И, быстро поднявшись по кухонной лестнице к себе наверх, она бросилась ничком на постель и зарылась лицом в перину, содрогаясь от ужаса. Да, ужас, ужас!.. Бедная, измученная девушка!.. И он… тот, что держал ее за руку! И сама она!.. Сил нет выдержать все это! Сердце разрывалось от жалости к несчастной девушке, которая проходила теперь через все муки, знакомые Дитте, и от жалости к самой себе, — ее-то никто не держал тогда за руку! И тоска охватывала ее, тоска по родному дому, по отцу и ребятишкам… по своему собственному малышу. Нет, как ужасно жить на свете!.. Она даже плакать не могла, только терзалась и ужасалась… «Отделаться! Отделаться!» — стонало у нее в ушах. И вдруг что-то всплыло в ее памяти… какой-то ужас! Бабушка не раз говорила ей в детстве о том, как хорошо, что не удалось загородить Дитте дорогу на свет божий. «А то каково бы пришлось теперь несчастной старухе, на кого бы ей опереться, не будь тебя?» — восклицала бабушка, заливаясь слезами в припадке страха и благодарности судьбе. Дитте так ясно запомнила это потому, что ее долго занимала загадка: почему и как хотели загородить ей дорогу на свет? И, раздумывая об этом, она рисовала себе приблизительно такую картину: кухонная дверь заперта, ее не пускают к бабушке, и она должна остаться на дворе, в потемках и в слезах. Но, значит, то было в таком же роде?! От нее тоже хотели «отделаться»! Дитте оледенела при этой мысли. Да, она ведь родилась незаконной, вдобавок в бедной семье… Для таких, как ее мать и она, не существует родильных приютов. Им остается либо «отделываться», как знают, либо нести все тяжкие последствия греха.

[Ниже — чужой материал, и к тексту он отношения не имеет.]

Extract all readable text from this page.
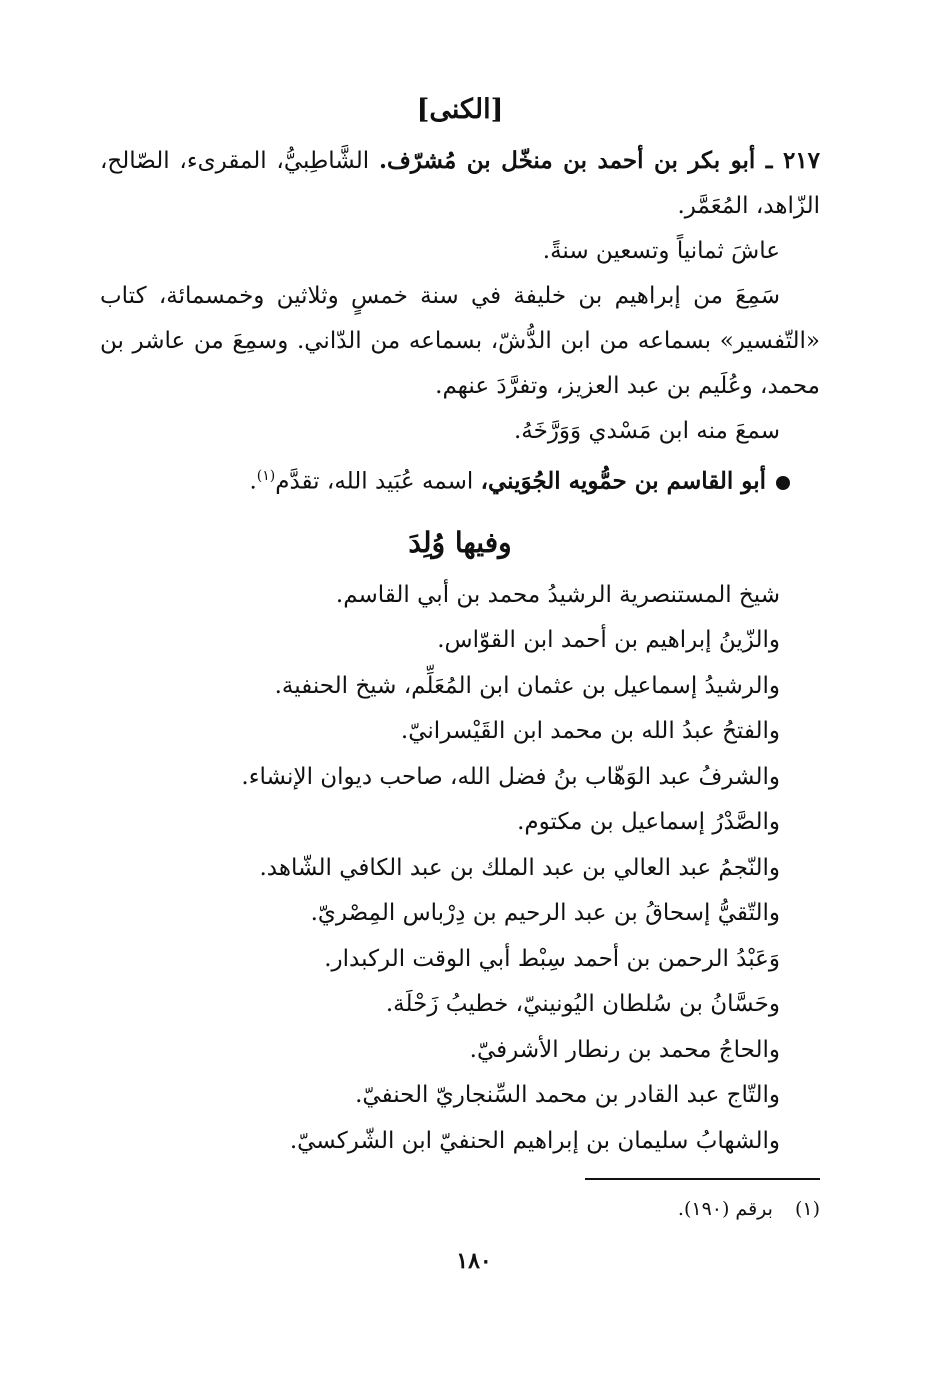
[الكنى]

٢١٧ ـ أبو بكر بن أحمد بن منخّل بن مُشرّف. الشَّاطِبيُّ، المقرىء، الصّالح، الزّاهد، المُعَمَّر.

عاشَ ثمانياً وتسعين سنةً.

سَمِعَ من إبراهيم بن خليفة في سنة خمسٍ وثلاثين وخمسمائة، كتاب «التّفسير» بسماعه من ابن الدُّشّ، بسماعه من الدّاني. وسمِعَ من عاشر بن محمد، وعُلَيم بن عبد العزيز، وتفرَّدَ عنهم.

سمعَ منه ابن مَسْدي وَوَرَّخَهُ.

أبو القاسم بن حمُّويه الجُوَيني، اسمه عُبَيد الله، تقدَّم$^{(١)}$.

وفيها وُلِدَ
شيخ المستنصرية الرشيدُ محمد بن أبي القاسم.
والزّينُ إبراهيم بن أحمد ابن القوّاس.
والرشيدُ إسماعيل بن عثمان ابن المُعَلِّم، شيخ الحنفية.
والفتحُ عبدُ الله بن محمد ابن القَيْسرانيّ.
والشرفُ عبد الوَهّاب بنُ فضل الله، صاحب ديوان الإنشاء.
والصَّدْرُ إسماعيل بن مكتوم.
والنّجمُ عبد العالي بن عبد الملك بن عبد الكافي الشّاهد.
والتّقيُّ إسحاقُ بن عبد الرحيم بن دِرْباس المِصْريّ.
وَعَبْدُ الرحمن بن أحمد سِبْط أبي الوقت الركبدار.
وحَسَّانُ بن سُلطان اليُونينيّ، خطيبُ زَحْلَة.
والحاجُ محمد بن رنطار الأشرفيّ.
والتّاج عبد القادر بن محمد السِّنجاريّ الحنفيّ.
والشهابُ سليمان بن إبراهيم الحنفيّ ابن الشّركسيّ.
(١)برقم (١٩٠).
١٨٠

Раздался долгий звонок над постелью Дитте. Она вскочила и поспешила вернуться к своим обязанностям.
Невеселы они были, но все-таки после этого открытия Дитте втайне радовалась, что ей-то не смогли загородить дорогу на свет божий. Иначе, что стал бы делать без нее отец… и ребятишки? Да и каково это было бы ей самой — не родиться живой на свет? Да, несмотря ни на что, Дитте отнюдь не тяготилась жизнью!
Впрочем, она всплакнула втихомолку не один раз. А когда Дитте прикладывала потом к груди чужое дитя, сердце у нее так и перевертывалось. Она делала над собою усилие, но зато давала волю чувствам, когда оставалась одна, — слезы облегчали, обмывали все темные закоулки души.